Votre poste existe-t-il dans toutes les maisons d’édition ? Pas encore, mais cela commence à percer dans plusieurs maisons d’édition. Souvent, c’est soit l’attachée de presse, soit le directeur commercial qui fait ça en plus de son travail. Evidemment c’est plus simple de créer ce poste dans une grande maison que dans une toute petite, pour des raisons économiques. Mais ce n’est pas un gadget. C’est un vrai plus ! pour les libraires,les livres et les auteurs.

Le marché du livre, l’arrivée du numérique, la hausse de la TVA sur le livre… quels sont les impacts de toutes ces actualités sur les libraires ?  La hausse de la TVA sur le livre, c’est vraiment honteux. C’est ce qui pouvait arriver de pire parce que si lire devient un luxe, ce sont les gens qui n’ont pas beaucoup d’argent qui vont en faire les frais. Le numérique est un vrai problème car la majorité des libraires ne sont pas prêts à évoluer dans ce sens là. Je suis pour ma part convaincue que le papier et le numérique vont cohabiter : ce n’est pas la mort du papier. Je pense notamment au responsable de la littérature chez  Dialogues à Brest qui me disait encore dernièrement  que le numérique ne l’empêchera pas de faire ses piles, de montrer ses coups de cœur et d’être suivi par ses clients. Ou à la responsable de la librairie Gallimard qui a une clientèle de quadras et quinquas, plutôt à l’aise financièrement. Elle a un couple de clients qui partait en vacances : ils ont téléchargé 5 romans policiers parce qu’ils savaient qu’ils n’allaient pas les garder. Et puis la femme a pris 5 romans papier car elle savait que ça la touchait et qu’elle voudrait les conserver.

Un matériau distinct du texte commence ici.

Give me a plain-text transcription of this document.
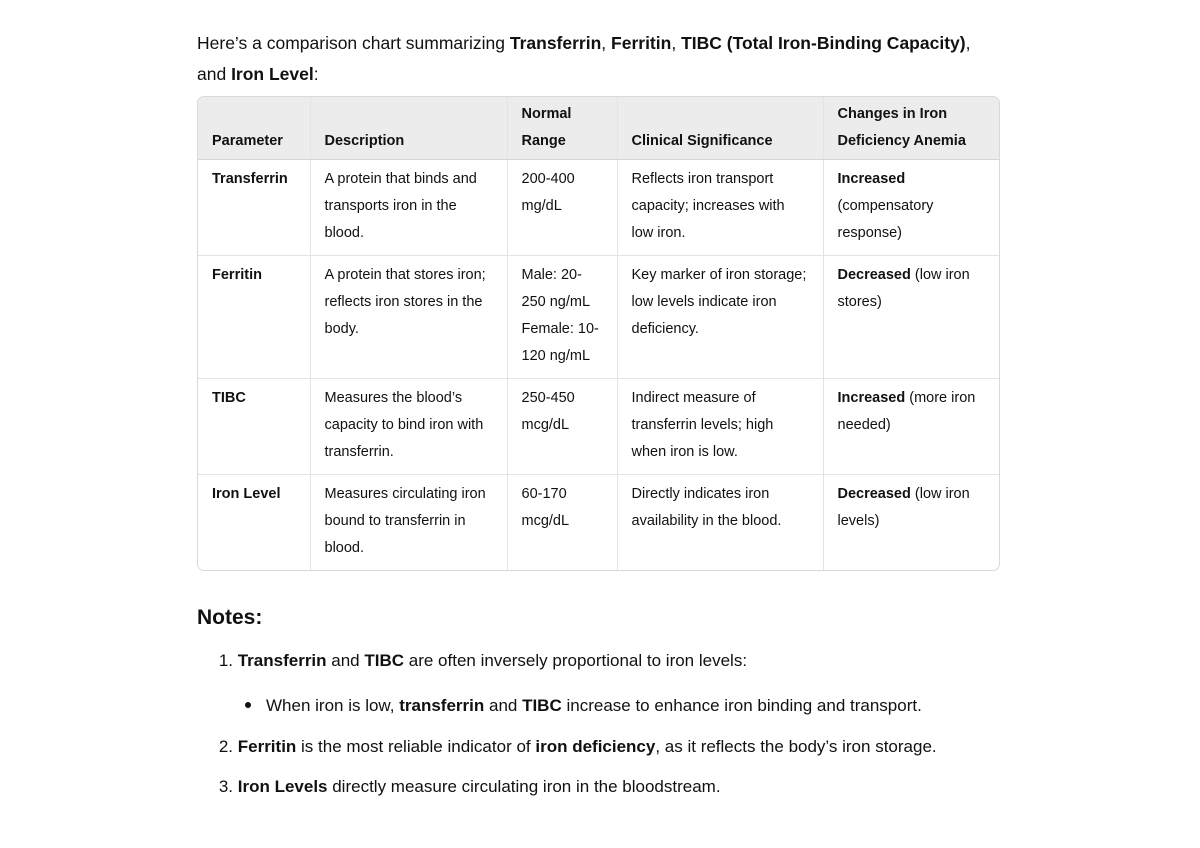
Here’s a comparison chart summarizing Transferrin, Ferritin, TIBC (Total Iron-Binding Capacity),
and Iron Level:
Parameter	Description	Normal Range	Clinical Significance	Changes in Iron Deficiency Anemia
Transferrin	A protein that binds and transports iron in the blood.	200-400 mg/dL	Reflects iron transport capacity; increases with low iron.	Increased (compensatory response)
Ferritin	A protein that stores iron; reflects iron stores in the body.	Male: 20-250 ng/mL Female: 10-120 ng/mL	Key marker of iron storage; low levels indicate iron deficiency.	Decreased (low iron stores)
TIBC	Measures the blood’s capacity to bind iron with transferrin.	250-450 mcg/dL	Indirect measure of transferrin levels; high when iron is low.	Increased (more iron needed)
Iron Level	Measures circulating iron bound to transferrin in blood.	60-170 mcg/dL	Directly indicates iron availability in the blood.	Decreased (low iron levels)
Notes:
1. Transferrin and TIBC are often inversely proportional to iron levels:
When iron is low, transferrin and TIBC increase to enhance iron binding and transport.
2. Ferritin is the most reliable indicator of iron deficiency, as it reflects the body’s iron storage.
3. Iron Levels directly measure circulating iron in the bloodstream.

Et puis les gens ne vont pas faire dédicacer leur liseuse aux auteurs qu’ils aiment !!!

Un petit conseil de lecture pour finir ? En ce moment, je lis le programme de janvier/février pour mes éditeurs. Je suis en train de terminer le prochain roman de Lionel Shriver qui va s’appeler Tout ça pour quoi ?. C’est un auteur qui me bluffe à chaque fois. Elle est très noire, très violente, pas du tout « politiquement correcte ». Il n’y a aucune concession. Le roman raconte comment, au sein d’une famille, la maladie de la mère va avoir des conséquences absolument irrémédiables sur tout le monde. Il faut s’accrocher car c’est une lecture très « coup de poing » mais c’est ce que j’aime parce que ça ne laisse pas indifférent.